Node IOPS by Storage Type
| Storage Type | Total Node IOPS |
|---|---|
| NVMe | 800,000 |
| SSD (SATA) | 80,000 |
| SAS | 4,000 |
| HDD | 1,500 |
How it's calculated:
- Per-slice IOPS: Total Node IOPS ÷ Total Slices
- Your IOPS: Per-Slice IOPS × Slices Allocated
For example, on an NVMe node with 16 total slices, each slice receives 50,000 IOPS. A VDS with 4 slices would have 200,000 IOPS.
How IOPS Limits Are Applied
IOPS limits are applied as a combined read/write limit—not separate limits for reads and writes. This means your total disk operations (reads + writes) share the same IOPS budget.

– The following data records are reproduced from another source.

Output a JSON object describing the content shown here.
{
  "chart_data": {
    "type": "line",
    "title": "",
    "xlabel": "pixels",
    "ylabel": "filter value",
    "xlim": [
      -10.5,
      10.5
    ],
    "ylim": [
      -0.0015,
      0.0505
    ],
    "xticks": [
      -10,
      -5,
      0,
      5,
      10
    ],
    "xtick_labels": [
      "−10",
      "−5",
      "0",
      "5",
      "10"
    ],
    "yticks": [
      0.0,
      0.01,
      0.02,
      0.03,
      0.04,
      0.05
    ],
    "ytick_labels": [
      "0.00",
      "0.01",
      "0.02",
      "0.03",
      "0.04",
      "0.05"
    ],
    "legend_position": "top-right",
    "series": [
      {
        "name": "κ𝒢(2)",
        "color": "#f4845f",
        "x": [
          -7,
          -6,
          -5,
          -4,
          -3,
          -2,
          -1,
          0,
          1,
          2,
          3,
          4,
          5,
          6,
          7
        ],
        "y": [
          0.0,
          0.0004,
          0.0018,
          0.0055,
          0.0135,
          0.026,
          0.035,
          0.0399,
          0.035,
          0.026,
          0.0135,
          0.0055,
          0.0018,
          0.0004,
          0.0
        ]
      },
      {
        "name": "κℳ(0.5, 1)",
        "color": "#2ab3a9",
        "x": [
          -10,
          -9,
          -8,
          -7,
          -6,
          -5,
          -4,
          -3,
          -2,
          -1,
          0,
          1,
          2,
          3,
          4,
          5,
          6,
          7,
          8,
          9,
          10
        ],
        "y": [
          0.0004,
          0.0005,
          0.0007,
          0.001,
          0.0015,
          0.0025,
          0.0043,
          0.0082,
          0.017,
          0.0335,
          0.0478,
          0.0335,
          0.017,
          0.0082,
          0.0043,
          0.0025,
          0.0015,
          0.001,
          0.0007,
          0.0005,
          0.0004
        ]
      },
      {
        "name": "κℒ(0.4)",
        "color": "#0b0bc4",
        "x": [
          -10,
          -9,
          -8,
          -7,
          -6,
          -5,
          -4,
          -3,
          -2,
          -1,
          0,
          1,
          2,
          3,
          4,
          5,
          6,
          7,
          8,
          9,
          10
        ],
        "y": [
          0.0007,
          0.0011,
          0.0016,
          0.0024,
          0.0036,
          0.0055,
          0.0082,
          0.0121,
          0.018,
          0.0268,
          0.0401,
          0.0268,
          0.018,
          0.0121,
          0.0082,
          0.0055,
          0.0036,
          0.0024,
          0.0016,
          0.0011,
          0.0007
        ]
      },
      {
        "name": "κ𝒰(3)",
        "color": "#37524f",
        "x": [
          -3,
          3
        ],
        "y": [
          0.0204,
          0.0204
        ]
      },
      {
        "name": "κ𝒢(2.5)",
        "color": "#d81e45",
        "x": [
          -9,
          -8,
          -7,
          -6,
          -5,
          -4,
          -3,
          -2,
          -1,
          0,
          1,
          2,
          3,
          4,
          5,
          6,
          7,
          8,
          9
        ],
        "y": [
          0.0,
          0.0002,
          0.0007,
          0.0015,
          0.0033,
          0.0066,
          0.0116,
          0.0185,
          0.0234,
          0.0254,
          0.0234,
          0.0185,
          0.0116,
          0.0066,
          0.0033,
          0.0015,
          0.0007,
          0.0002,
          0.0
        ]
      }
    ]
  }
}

In addition to IOPS, a bandwidth cap of 2,560 MB/s is applied to prevent any single instance from saturating shared storage bandwidth.
Frequently Asked Questions
Can I increase my IOPS limit?
For standard VPS, upgrading your disk size automatically increases your IOPS. Contact support if you need custom IOPS limits for specific workloads.
What happens if I hit my IOPS limit?
Disk operations will queue until capacity is available. You may experience increased latency during sustained high-IOPS workloads. Consider upgrading your disk or optimizing your application's disk access patterns.
Are IOPS guaranteed or burstable?
Your IOPS limit represents the maximum sustained rate. There is no burst capability above your allocated limit.